It was used by American Army paratroopers so they could carry a light, customizable ammunition load. The standard-issue cartridge belts tended to unfasten during a drop and the standard-issue web-gear pouches were purpose-made rather than universal. They were not used much past the D-Day landings, as loose items had a tendency to fall out of them. After Operation Market Garden (September, 1944), regular ammo pouches or cartridge belts and bandoleers were used.
- The HOLDER (Short), Clip, Rifle (Part No. 42B15006, Stock No. 8300-442575) could hold seven 5-round M1903 Springfield "stripper" clips, four 8-round M1 Garand Rifle "en bloc" clips, four 15-round M1 Carbine magazines, two 15-round M1 Carbine magazines and a 50-round box of .30 Carbine ammo, or a Mk.2 handgrenade.
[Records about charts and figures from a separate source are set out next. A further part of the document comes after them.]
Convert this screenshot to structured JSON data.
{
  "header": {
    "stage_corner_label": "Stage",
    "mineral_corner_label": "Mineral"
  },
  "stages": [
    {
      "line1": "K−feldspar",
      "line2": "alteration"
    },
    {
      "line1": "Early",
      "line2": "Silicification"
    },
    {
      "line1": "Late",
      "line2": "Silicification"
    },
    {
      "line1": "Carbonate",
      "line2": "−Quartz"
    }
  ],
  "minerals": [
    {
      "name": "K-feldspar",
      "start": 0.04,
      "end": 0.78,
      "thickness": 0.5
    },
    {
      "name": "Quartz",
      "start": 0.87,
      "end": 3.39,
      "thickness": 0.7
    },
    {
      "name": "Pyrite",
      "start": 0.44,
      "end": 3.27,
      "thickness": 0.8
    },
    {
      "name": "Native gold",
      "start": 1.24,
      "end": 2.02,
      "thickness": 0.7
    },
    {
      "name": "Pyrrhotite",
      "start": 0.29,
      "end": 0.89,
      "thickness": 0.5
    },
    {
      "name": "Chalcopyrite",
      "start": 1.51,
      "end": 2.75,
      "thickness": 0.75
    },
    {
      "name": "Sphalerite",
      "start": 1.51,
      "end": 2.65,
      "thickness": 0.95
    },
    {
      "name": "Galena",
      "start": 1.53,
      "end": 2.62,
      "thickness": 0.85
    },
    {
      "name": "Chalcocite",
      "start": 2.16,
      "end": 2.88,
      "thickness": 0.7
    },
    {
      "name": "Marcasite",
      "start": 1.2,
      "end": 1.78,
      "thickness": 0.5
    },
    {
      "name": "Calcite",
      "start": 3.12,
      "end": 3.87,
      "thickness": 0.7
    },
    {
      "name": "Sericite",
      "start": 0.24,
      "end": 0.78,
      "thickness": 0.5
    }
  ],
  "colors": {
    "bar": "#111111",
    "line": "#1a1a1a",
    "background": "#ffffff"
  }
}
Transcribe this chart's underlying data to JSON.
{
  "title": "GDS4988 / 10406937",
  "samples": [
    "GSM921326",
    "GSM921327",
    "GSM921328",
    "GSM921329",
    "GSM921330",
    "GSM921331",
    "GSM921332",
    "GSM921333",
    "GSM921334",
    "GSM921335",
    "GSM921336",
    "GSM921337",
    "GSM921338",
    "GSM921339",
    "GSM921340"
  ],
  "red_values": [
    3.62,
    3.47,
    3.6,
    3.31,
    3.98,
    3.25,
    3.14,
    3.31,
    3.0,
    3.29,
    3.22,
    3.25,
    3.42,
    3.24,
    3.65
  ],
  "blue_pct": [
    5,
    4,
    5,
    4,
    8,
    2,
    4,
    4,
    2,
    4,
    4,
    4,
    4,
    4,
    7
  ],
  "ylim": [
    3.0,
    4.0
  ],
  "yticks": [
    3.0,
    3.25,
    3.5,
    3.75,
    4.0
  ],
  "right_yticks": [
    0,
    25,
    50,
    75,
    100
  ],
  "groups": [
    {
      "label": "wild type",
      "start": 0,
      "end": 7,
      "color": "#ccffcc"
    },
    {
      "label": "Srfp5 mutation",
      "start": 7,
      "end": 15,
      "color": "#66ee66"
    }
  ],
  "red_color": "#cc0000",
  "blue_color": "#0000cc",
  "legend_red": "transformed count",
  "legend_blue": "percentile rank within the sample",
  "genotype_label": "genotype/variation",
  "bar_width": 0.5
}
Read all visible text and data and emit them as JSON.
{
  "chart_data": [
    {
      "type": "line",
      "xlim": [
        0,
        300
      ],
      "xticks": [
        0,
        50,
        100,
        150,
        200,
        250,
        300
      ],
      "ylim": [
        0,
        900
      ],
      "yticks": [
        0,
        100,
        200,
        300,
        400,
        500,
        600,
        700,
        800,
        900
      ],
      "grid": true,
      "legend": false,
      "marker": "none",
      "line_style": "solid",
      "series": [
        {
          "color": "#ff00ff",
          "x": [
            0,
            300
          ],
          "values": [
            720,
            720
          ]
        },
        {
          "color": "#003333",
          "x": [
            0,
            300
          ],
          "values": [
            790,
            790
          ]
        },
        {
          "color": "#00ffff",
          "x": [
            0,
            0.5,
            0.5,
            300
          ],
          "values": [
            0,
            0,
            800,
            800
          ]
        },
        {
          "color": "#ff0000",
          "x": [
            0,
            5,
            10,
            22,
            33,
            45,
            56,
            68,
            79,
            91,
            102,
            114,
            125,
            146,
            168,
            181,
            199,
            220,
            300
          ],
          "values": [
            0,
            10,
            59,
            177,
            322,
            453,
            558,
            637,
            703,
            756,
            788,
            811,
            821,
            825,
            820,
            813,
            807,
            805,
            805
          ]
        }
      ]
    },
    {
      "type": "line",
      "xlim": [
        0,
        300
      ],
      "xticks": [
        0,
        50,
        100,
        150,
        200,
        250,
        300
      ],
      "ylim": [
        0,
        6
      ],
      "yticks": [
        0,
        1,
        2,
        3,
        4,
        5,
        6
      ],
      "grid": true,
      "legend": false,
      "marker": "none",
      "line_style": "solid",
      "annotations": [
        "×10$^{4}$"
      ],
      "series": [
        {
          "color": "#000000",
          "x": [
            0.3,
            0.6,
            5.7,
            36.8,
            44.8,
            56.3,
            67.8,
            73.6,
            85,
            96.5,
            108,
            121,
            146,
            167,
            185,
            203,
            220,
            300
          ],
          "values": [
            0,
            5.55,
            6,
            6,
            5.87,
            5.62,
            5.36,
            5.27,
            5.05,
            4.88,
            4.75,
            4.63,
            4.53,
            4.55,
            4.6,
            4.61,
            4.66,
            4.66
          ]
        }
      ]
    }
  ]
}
Riggers made a wider version with a rounded bottom for carrying two Mk.2 grenades. Some pouches had tie-down 550-paracord fasteners instead of "lift-the-dot" snaps because there was such a high demand for new pouches and a scarce amount of snaps. The Paratroopers' basic load was that those issued the M1 Garand carried four pouches and those issued the M1 Carbine carried two pouches. Usually one would be a grenade pouch.
- The HOLDER (Long), Clip, Sub-Machine Gun (Part No. 42B15007, Stock No. 8300-442590) could hold four 20-round magazines for the Thompson sub-machine-gun. It was soon replaced by the 5-cell Thompson magazine carrier after the Sicily campaign (July-August, 1943). The Paratroopers' basic load was either two long pouches or one long pouch for spare magazines and a short pouch for carrying one or two grenades.
The Army Air Force Class 13 (Clothing, Parachutes, Equipment and Supplies) catalog of September 30, 1943 lists them as Limited Standard, meaning they were no longer being made but would be issued until stocks were depleted. The Part Number indicates they were designed and approved in July of 1942.